Using the page number in the reference, rather than a chapter or section number, or referring to a footnote, means you do not have to go to the table of contents or look somewhere else to find the page you want. And the book has a built-in ribbon to hold your place, so if you want to spend some time in the referenced chapter, you do not have keep your finger on the page you came from to hold your position. This seems like a simple thing, but in practice, it makes it much easier to follow the references.
The short chapters, each about a single topic, make it easy to look up what you need to, and skip things you already know or do not need.
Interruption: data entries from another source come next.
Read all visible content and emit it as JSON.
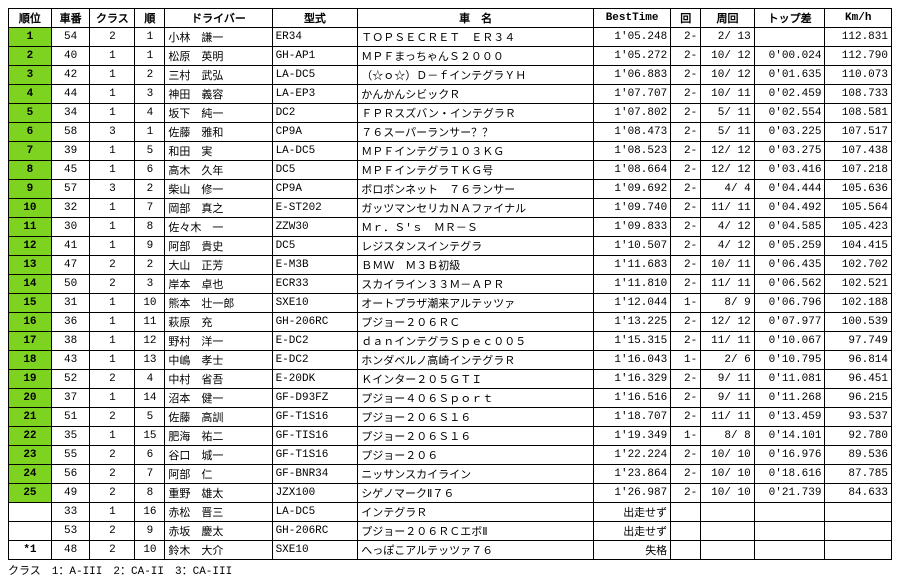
{
  "headers": [
    "順位",
    "車番",
    "クラス",
    "順",
    "ドライバー",
    "型式",
    "車　名",
    "BestTime",
    "回",
    "周回",
    "トップ差",
    "Km/h"
  ],
  "colors": {
    "rank_green": "#7ed321"
  },
  "rows": [
    {
      "rank": "1",
      "rank_green": true,
      "car": "54",
      "cls": "2",
      "ord": "1",
      "driver": "小林　謙一",
      "model": "ER34",
      "name": "ＴＯＰＳＥＣＲＥＴ　ＥＲ３４",
      "best": "1'05.248",
      "rnd": "2-",
      "lap": "2/ 13",
      "gap": "",
      "kmh": "112.831"
    },
    {
      "rank": "2",
      "rank_green": true,
      "car": "40",
      "cls": "1",
      "ord": "1",
      "driver": "松原　英明",
      "model": "GH-AP1",
      "name": "ＭＰＦまっちゃんＳ２０００",
      "best": "1'05.272",
      "rnd": "2-",
      "lap": "10/ 12",
      "gap": "0'00.024",
      "kmh": "112.790"
    },
    {
      "rank": "3",
      "rank_green": true,
      "car": "42",
      "cls": "1",
      "ord": "2",
      "driver": "三村　武弘",
      "model": "LA-DC5",
      "name": "（☆ｏ☆）Ｄ－ｆインテグラＹＨ",
      "best": "1'06.883",
      "rnd": "2-",
      "lap": "10/ 12",
      "gap": "0'01.635",
      "kmh": "110.073"
    },
    {
      "rank": "4",
      "rank_green": true,
      "car": "44",
      "cls": "1",
      "ord": "3",
      "driver": "神田　義容",
      "model": "LA-EP3",
      "name": "かんかんシビックＲ",
      "best": "1'07.707",
      "rnd": "2-",
      "lap": "10/ 11",
      "gap": "0'02.459",
      "kmh": "108.733"
    },
    {
      "rank": "5",
      "rank_green": true,
      "car": "34",
      "cls": "1",
      "ord": "4",
      "driver": "坂下　純一",
      "model": "DC2",
      "name": "ＦＰＲスズバン・インテグラＲ",
      "best": "1'07.802",
      "rnd": "2-",
      "lap": "5/ 11",
      "gap": "0'02.554",
      "kmh": "108.581"
    },
    {
      "rank": "6",
      "rank_green": true,
      "car": "58",
      "cls": "3",
      "ord": "1",
      "driver": "佐藤　雅和",
      "model": "CP9A",
      "name": "７６スーパーランサー？？",
      "best": "1'08.473",
      "rnd": "2-",
      "lap": "5/ 11",
      "gap": "0'03.225",
      "kmh": "107.517"
    },
    {
      "rank": "7",
      "rank_green": true,
      "car": "39",
      "cls": "1",
      "ord": "5",
      "driver": "和田　実",
      "model": "LA-DC5",
      "name": "ＭＰＦインテグラ１０３ＫＧ",
      "best": "1'08.523",
      "rnd": "2-",
      "lap": "12/ 12",
      "gap": "0'03.275",
      "kmh": "107.438"
    },
    {
      "rank": "8",
      "rank_green": true,
      "car": "45",
      "cls": "1",
      "ord": "6",
      "driver": "高木　久年",
      "model": "DC5",
      "name": "ＭＰＦインテグラＴＫＧ号",
      "best": "1'08.664",
      "rnd": "2-",
      "lap": "12/ 12",
      "gap": "0'03.416",
      "kmh": "107.218"
    },
    {
      "rank": "9",
      "rank_green": true,
      "car": "57",
      "cls": "3",
      "ord": "2",
      "driver": "柴山　修一",
      "model": "CP9A",
      "name": "ボロボンネット　７６ランサー",
      "best": "1'09.692",
      "rnd": "2-",
      "lap": "4/ 4",
      "gap": "0'04.444",
      "kmh": "105.636"
    },
    {
      "rank": "10",
      "rank_green": true,
      "car": "32",
      "cls": "1",
      "ord": "7",
      "driver": "岡部　真之",
      "model": "E-ST202",
      "name": "ガッツマンセリカＮＡファイナル",
      "best": "1'09.740",
      "rnd": "2-",
      "lap": "11/ 11",
      "gap": "0'04.492",
      "kmh": "105.564"
    },
    {
      "rank": "11",
      "rank_green": true,
      "car": "30",
      "cls": "1",
      "ord": "8",
      "driver": "佐々木　一",
      "model": "ZZW30",
      "name": "Ｍｒ．Ｓ'ｓ　ＭＲ－Ｓ",
      "best": "1'09.833",
      "rnd": "2-",
      "lap": "4/ 12",
      "gap": "0'04.585",
      "kmh": "105.423"
    },
    {
      "rank": "12",
      "rank_green": true,
      "car": "41",
      "cls": "1",
      "ord": "9",
      "driver": "阿部　貴史",
      "model": "DC5",
      "name": "レジスタンスインテグラ",
      "best": "1'10.507",
      "rnd": "2-",
      "lap": "4/ 12",
      "gap": "0'05.259",
      "kmh": "104.415"
    },
    {
      "rank": "13",
      "rank_green": true,
      "car": "47",
      "cls": "2",
      "ord": "2",
      "driver": "大山　正芳",
      "model": "E-M3B",
      "name": "ＢＭＷ　Ｍ３Ｂ初級",
      "best": "1'11.683",
      "rnd": "2-",
      "lap": "10/ 11",
      "gap": "0'06.435",
      "kmh": "102.702"
    },
    {
      "rank": "14",
      "rank_green": true,
      "car": "50",
      "cls": "2",
      "ord": "3",
      "driver": "岸本　卓也",
      "model": "ECR33",
      "name": "スカイライン３３Ｍ－ＡＰＲ",
      "best": "1'11.810",
      "rnd": "2-",
      "lap": "11/ 11",
      "gap": "0'06.562",
      "kmh": "102.521"
    },
    {
      "rank": "15",
      "rank_green": true,
      "car": "31",
      "cls": "1",
      "ord": "10",
      "driver": "熊本　壮一郎",
      "model": "SXE10",
      "name": "オートプラザ潮来アルテッツァ",
      "best": "1'12.044",
      "rnd": "1-",
      "lap": "8/ 9",
      "gap": "0'06.796",
      "kmh": "102.188"
    },
    {
      "rank": "16",
      "rank_green": true,
      "car": "36",
      "cls": "1",
      "ord": "11",
      "driver": "萩原　充",
      "model": "GH-206RC",
      "name": "プジョー２０６ＲＣ",
      "best": "1'13.225",
      "rnd": "2-",
      "lap": "12/ 12",
      "gap": "0'07.977",
      "kmh": "100.539"
    },
    {
      "rank": "17",
      "rank_green": true,
      "car": "38",
      "cls": "1",
      "ord": "12",
      "driver": "野村　洋一",
      "model": "E-DC2",
      "name": "ｄａｎインテグラＳｐｅｃ００５",
      "best": "1'15.315",
      "rnd": "2-",
      "lap": "11/ 11",
      "gap": "0'10.067",
      "kmh": "97.749"
    },
    {
      "rank": "18",
      "rank_green": true,
      "car": "43",
      "cls": "1",
      "ord": "13",
      "driver": "中嶋　孝士",
      "model": "E-DC2",
      "name": "ホンダベルノ高崎インテグラＲ",
      "best": "1'16.043",
      "rnd": "1-",
      "lap": "2/ 6",
      "gap": "0'10.795",
      "kmh": "96.814"
    },
    {
      "rank": "19",
      "rank_green": true,
      "car": "52",
      "cls": "2",
      "ord": "4",
      "driver": "中村　省吾",
      "model": "E-20DK",
      "name": "Ｋインター２０５ＧＴＩ",
      "best": "1'16.329",
      "rnd": "2-",
      "lap": "9/ 11",
      "gap": "0'11.081",
      "kmh": "96.451"
    },
    {
      "rank": "20",
      "rank_green": true,
      "car": "37",
      "cls": "1",
      "ord": "14",
      "driver": "沼本　健一",
      "model": "GF-D93FZ",
      "name": "プジョー４０６Ｓｐｏｒｔ",
      "best": "1'16.516",
      "rnd": "2-",
      "lap": "9/ 11",
      "gap": "0'11.268",
      "kmh": "96.215"
    },
    {
      "rank": "21",
      "rank_green": true,
      "car": "51",
      "cls": "2",
      "ord": "5",
      "driver": "佐藤　高訓",
      "model": "GF-T1S16",
      "name": "プジョー２０６Ｓ１６",
      "best": "1'18.707",
      "rnd": "2-",
      "lap": "11/ 11",
      "gap": "0'13.459",
      "kmh": "93.537"
    },
    {
      "rank": "22",
      "rank_green": true,
      "car": "35",
      "cls": "1",
      "ord": "15",
      "driver": "肥海　祐二",
      "model": "GF-TIS16",
      "name": "プジョー２０６Ｓ１６",
      "best": "1'19.349",
      "rnd": "1-",
      "lap": "8/ 8",
      "gap": "0'14.101",
      "kmh": "92.780"
    },
    {
      "rank": "23",
      "rank_green": true,
      "car": "55",
      "cls": "2",
      "ord": "6",
      "driver": "谷口　城一",
      "model": "GF-T1S16",
      "name": "プジョー２０６",
      "best": "1'22.224",
      "rnd": "2-",
      "lap": "10/ 10",
      "gap": "0'16.976",
      "kmh": "89.536"
    },
    {
      "rank": "24",
      "rank_green": true,
      "car": "56",
      "cls": "2",
      "ord": "7",
      "driver": "阿部　仁",
      "model": "GF-BNR34",
      "name": "ニッサンスカイライン",
      "best": "1'23.864",
      "rnd": "2-",
      "lap": "10/ 10",
      "gap": "0'18.616",
      "kmh": "87.785"
    },
    {
      "rank": "25",
      "rank_green": true,
      "car": "49",
      "cls": "2",
      "ord": "8",
      "driver": "重野　雄太",
      "model": "JZX100",
      "name": "シゲノマークⅡ７６",
      "best": "1'26.987",
      "rnd": "2-",
      "lap": "10/ 10",
      "gap": "0'21.739",
      "kmh": "84.633"
    },
    {
      "rank": "",
      "rank_green": false,
      "car": "33",
      "cls": "1",
      "ord": "16",
      "driver": "赤松　晋三",
      "model": "LA-DC5",
      "name": "インテグラＲ",
      "best": "出走せず",
      "rnd": "",
      "lap": "",
      "gap": "",
      "kmh": ""
    },
    {
      "rank": "",
      "rank_green": false,
      "car": "53",
      "cls": "2",
      "ord": "9",
      "driver": "赤坂　慶太",
      "model": "GH-206RC",
      "name": "プジョー２０６ＲＣエボⅡ",
      "best": "出走せず",
      "rnd": "",
      "lap": "",
      "gap": "",
      "kmh": ""
    },
    {
      "rank": "*1",
      "rank_green": false,
      "car": "48",
      "cls": "2",
      "ord": "10",
      "driver": "鈴木　大介",
      "model": "SXE10",
      "name": "へっぽこアルテッツァ７６",
      "best": "失格",
      "rnd": "",
      "lap": "",
      "gap": "",
      "kmh": ""
    }
  ],
  "footer_note": "クラス　1：A-III　2：CA-II　3：CA-III"
}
If you are implementing a DSL on a deadline, rather than taking a college course on compilers, this organization works much better than the older compiler books that would have a large chapter on each general area of compiler design, long on theory and short on practice. This is a book for the working programmer who needs to implement a DSL.
Now, you may never need to implement a DSL. But it is also possible that doing so would make your life a lot easier, and you have just not considered the possibility. This book will help you decide, and show you some of the possibilities, without bogging you down with too much theory.
One parting thought: some of us still spend most of our working lives coding in assembly language. It is possible to implement a DSL in assembly language. (In fact, ColmoneBOL, mentioned earlier, was implemented in assembly language.) But there are so many more tools and facilities available in high-level languages, not to mention faster coding (studies have shown that programmers code about the same number of lines of code per day, regardless of whether they are coding in assembly language or a high-level languages, and high-level languages do more per line) and fewer error possibilities, that the cost of learning a new language may be outweighed by the improved efficiency it brings.